ASEAN has crafted a style of international engagement that prioritises consultation and consensus.  In a region so strikingly diverse, such an approach is an astute investment.  That this approach now reaches beyond ASEAN into its network of neighbours and dialogue partners places ASEAN at the heart of the most dynamic region of the world.  This is the basis of ASEAN’s so-called centrality, a well-earned prerogative. 

As our world changes, with power and wealth shifting from West to East and with global supply chains redefining trade routes, there are natural anxieties about how the future will play out, how power will be used and what economic dominance will mean in an evolved global order.  Will new powers respect, observe or  even understand, the international norms and values that shape our interaction today?  Or will they be guided by some other conception?  All that we know at this point is that we should take nothing for granted.

In this context, habits of consultation become critical.  The opportunity for all key stakeholders to sit around the table and engage on the big issues is crucial, even if consensus is elusive.  ASEAN’s stewardship of these critical regional mechanisms – the EAS and ADMM+ -- is a major contribution to the global agenda and we need to offer it our every support. 

While we are enthusiastic about ASEAN-led regional architecture, AMSs understandably have higher-ranked priorities for the immediate future, in terms of delivering on commitments for the ASEAN Community 2015. 

These plans are critically important, for AMS, for ASEAN institutionally, and for ASEAN’s partners.  We have a particular connection to the ASEAN Economic Community Pillar, partly because of the strength of our economic relations and partly because of our familiarity with ASEAN’s trade policy terrain as a result of negotiating three bilateral FTAs with AMS together with the very good quality AANZFTA.  Because of this, we have a set of mature technical cooperation programs with the ASEAN Secretariat, aimed at assisting with AMS implementation of commitments in relation to economic integration, as well as supporting implementation of FTA commitments. 

This shared experience and engagement of course assists us greatly in collaborating on the phenomenally complex and ambitious Regional Comprehensive Economic Partnership, the mega-FTA that will join up AMS with their six FTA partners  to cover half the world's population and a third of global GDP. 

Our ASEAN friends tell us that Australia’s technical support programs represent best practice for the ASEAN side because they are genuinely partnership based.  In other words the programs respond to actual needs as articulated by ASEAN and are constructed in close partnership with them.  We are proud of that because it means we have a good sense of what ASEAN is and what it wants.  That makes us, I believe, the sort of partner ASEAN wants to have. 

We will stand ready to support ASEAN into the future if it continues to want our help, but we will not let that define our relationship.  Far from it.  As ASEAN realises its Community aspirations in the period ahead, Australia envisages even deeper and broader engagement across the full spectrum of our shared interests:  trade and economic integration, strategic and defence engagement, business and investment, food and energy security, education, tourism, infrastructure and people to people connectivity. 

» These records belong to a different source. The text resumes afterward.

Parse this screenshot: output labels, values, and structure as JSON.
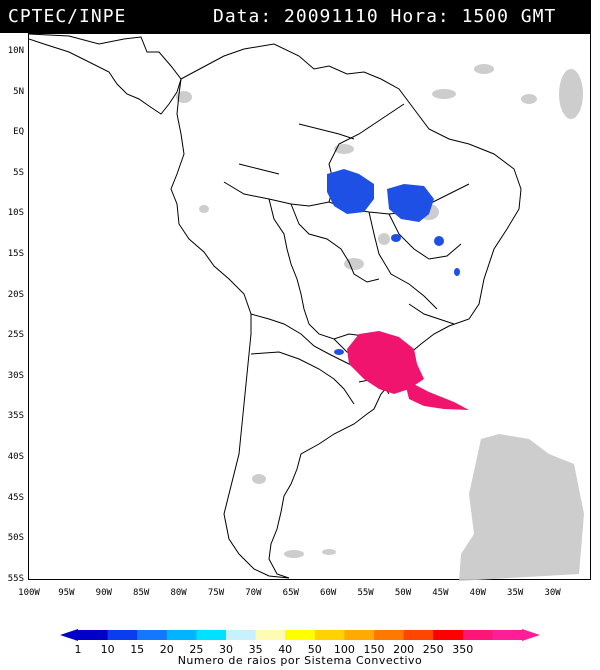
{
  "header": {
    "source": "CPTEC/INPE",
    "datetime": "Data: 20091110 Hora: 1500 GMT"
  },
  "lat_labels": [
    "10N",
    "5N",
    "EQ",
    "5S",
    "10S",
    "15S",
    "20S",
    "25S",
    "30S",
    "35S",
    "40S",
    "45S",
    "50S",
    "55S"
  ],
  "lon_labels": [
    "100W",
    "95W",
    "90W",
    "85W",
    "80W",
    "75W",
    "70W",
    "65W",
    "60W",
    "55W",
    "50W",
    "45W",
    "40W",
    "35W",
    "30W"
  ],
  "legend": {
    "caption": "Numero de raios por Sistema Convectivo",
    "ticks": [
      "1",
      "10",
      "15",
      "20",
      "25",
      "30",
      "35",
      "40",
      "50",
      "100",
      "150",
      "200",
      "250",
      "350"
    ],
    "colors": [
      "#0000c8",
      "#0a3cf0",
      "#1478ff",
      "#00b4ff",
      "#00e1ff",
      "#c8f0ff",
      "#fffab4",
      "#ffff00",
      "#ffd200",
      "#ffaa00",
      "#ff7800",
      "#ff4600",
      "#ff0000",
      "#ff1478",
      "#ff1e96"
    ]
  },
  "features": {
    "lightning_colors": {
      "low": "#1e50e6",
      "high": "#f0146e"
    },
    "cloud_color": "#c8c8c8"
  }
}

 Our vision for the future is a region where we are economically strong, where it is easier for us to work together and get things done, and where we can live in peace and stability shaped by a rules-based order. 

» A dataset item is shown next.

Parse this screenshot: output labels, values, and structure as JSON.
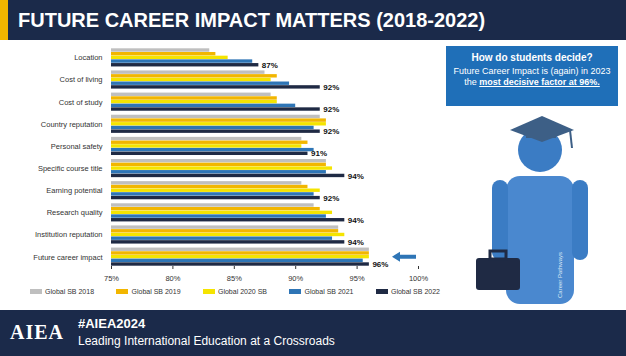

A signature pathway to this engagement is the new reverse Colombo plan, through which talented young Australians will take as a rite of passage the opportunity to learn from our neighbours about their way of doing things, through spending time studying in Asian institutions and gaining professional experience on the ground.  Those bright young Australians, more deeply attuned to the nuances of their region, will, like the group here tonight, take forward the next generation of regional engagement to a new height.